Je me suis lâchée complètement, aussitôt arrivée dans sa chambre, je me suis agenouillée devant lui pour le sucer, c’était mon premier amant à la peau dorée et, avec l’accent si particulier de ces îles, il était bien doté par la nature. Je me suis jetée sur son sexe comme un alcoolique en manque sur un litre de vin. Peu après, je l’ai attrapé pour l’attirer en moi. Il m’a baisée jusqu’au petit matin, j’ai accepté toutes les positions qu’il m’a fait prendre, j’ai joui d’une manière étrange, je souffrais en pensant à Daniel et je jouissais par les coups intenses de ce puissant amant. Je suis rentrée dans notre case pour me doucher, serrer Jean-François dans mes bras et partir avec lui prendre notre petit-déjeuner, j’avais le sexe en feu.
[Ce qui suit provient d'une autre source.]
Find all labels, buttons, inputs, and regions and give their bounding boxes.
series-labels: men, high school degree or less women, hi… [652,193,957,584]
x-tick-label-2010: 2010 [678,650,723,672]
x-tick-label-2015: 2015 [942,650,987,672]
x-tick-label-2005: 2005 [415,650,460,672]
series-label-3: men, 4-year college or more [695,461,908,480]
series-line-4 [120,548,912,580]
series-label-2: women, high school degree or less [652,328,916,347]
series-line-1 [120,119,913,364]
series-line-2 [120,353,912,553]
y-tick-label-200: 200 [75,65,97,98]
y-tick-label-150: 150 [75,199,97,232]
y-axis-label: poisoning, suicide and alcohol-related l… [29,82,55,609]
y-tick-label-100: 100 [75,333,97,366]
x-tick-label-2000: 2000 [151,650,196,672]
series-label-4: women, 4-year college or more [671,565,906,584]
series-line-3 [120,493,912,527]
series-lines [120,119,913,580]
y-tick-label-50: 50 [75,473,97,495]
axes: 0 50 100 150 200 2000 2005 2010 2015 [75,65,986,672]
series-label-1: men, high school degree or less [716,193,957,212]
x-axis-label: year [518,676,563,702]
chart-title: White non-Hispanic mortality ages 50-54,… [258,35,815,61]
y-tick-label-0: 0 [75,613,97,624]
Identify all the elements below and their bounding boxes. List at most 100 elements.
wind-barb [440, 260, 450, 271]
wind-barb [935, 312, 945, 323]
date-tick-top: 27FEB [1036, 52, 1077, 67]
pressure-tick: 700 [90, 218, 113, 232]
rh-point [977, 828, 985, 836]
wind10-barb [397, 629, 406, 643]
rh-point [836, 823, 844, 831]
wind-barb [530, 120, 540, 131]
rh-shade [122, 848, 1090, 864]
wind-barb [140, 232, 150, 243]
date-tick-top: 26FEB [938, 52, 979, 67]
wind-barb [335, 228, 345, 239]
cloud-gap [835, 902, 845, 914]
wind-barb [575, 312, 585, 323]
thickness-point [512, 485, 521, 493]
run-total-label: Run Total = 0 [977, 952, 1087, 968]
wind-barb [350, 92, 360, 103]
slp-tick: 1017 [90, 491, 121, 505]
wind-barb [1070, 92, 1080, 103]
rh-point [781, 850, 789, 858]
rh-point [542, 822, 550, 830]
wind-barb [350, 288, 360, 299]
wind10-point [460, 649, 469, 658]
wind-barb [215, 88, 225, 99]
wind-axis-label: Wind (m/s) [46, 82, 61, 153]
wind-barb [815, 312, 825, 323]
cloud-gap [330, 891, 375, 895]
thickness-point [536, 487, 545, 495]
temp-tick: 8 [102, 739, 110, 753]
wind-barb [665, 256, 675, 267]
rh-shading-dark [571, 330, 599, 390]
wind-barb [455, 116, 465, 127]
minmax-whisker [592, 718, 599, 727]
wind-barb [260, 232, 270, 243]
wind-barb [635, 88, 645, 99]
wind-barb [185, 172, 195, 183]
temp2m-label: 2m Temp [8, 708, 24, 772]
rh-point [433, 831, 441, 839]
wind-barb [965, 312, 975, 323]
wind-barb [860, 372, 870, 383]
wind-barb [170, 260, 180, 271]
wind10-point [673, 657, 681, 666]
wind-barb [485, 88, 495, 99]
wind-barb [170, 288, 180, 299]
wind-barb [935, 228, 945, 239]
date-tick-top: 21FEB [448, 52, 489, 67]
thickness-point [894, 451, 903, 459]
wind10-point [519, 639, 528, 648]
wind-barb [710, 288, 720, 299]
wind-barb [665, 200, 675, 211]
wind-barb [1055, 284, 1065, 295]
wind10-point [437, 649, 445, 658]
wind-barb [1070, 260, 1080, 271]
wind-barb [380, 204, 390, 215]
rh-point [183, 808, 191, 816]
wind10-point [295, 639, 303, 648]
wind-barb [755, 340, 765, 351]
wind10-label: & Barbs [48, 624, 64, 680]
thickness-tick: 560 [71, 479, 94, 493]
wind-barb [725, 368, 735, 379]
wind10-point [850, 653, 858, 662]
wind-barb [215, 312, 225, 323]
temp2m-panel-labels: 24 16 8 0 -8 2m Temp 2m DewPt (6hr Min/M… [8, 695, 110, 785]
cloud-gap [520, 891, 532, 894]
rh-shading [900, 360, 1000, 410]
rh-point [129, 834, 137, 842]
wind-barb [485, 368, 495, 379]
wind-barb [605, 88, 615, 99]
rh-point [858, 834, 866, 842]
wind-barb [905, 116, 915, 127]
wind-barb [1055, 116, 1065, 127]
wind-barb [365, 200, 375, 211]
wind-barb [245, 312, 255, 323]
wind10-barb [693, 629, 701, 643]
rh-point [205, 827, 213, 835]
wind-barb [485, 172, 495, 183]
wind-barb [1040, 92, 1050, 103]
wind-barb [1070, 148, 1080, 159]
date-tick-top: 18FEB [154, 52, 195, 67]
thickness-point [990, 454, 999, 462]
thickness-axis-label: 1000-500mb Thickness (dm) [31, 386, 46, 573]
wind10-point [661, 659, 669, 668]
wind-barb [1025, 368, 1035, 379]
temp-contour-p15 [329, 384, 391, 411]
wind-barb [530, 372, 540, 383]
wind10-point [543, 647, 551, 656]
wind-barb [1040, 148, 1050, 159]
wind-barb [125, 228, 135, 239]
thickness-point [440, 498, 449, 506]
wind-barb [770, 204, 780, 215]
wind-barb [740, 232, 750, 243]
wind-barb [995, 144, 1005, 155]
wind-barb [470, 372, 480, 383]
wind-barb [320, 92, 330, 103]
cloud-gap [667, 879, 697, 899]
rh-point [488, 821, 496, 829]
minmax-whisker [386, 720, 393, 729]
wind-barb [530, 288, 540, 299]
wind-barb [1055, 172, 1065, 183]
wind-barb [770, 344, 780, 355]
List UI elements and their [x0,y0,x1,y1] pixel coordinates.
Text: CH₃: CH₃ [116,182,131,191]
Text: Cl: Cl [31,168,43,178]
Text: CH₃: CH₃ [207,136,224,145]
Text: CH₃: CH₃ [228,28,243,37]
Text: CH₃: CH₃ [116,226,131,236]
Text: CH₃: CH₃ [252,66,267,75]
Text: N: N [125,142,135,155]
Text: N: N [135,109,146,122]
Pendant ces deux semaines, j’ai été prise d’une frénésie sexuelle, j’ai retrouvé mon premier amant les deux soirs suivants, j’arrivais à oublier Daniel par moment, je prenais toutes les initiatives, j’ai voulu reproduire toutes les positions que j’avais faites avec Daniel. Je lui ai donné mes fesses, j’ai été impudique comme avec un vieil amant. On a baisé dehors, debout contre un cocotier, avec ses coups de reins, j’avais peur qu’une noix de coco se décroche sur nous ; ensuite chaque nuit j’en ai pris un nouveau, soit parmi le personnel, soit parmi les vacanciers. J’ai connu un nombre important de nationalités différentes, qu’ils soient mariés ou pas m’importait peu, c’était ma thérapie pour effacer Daniel et Caroline de ma mémoire. Ma réputation de salope m’importait peu, nous étions aux antipodes de chez nous.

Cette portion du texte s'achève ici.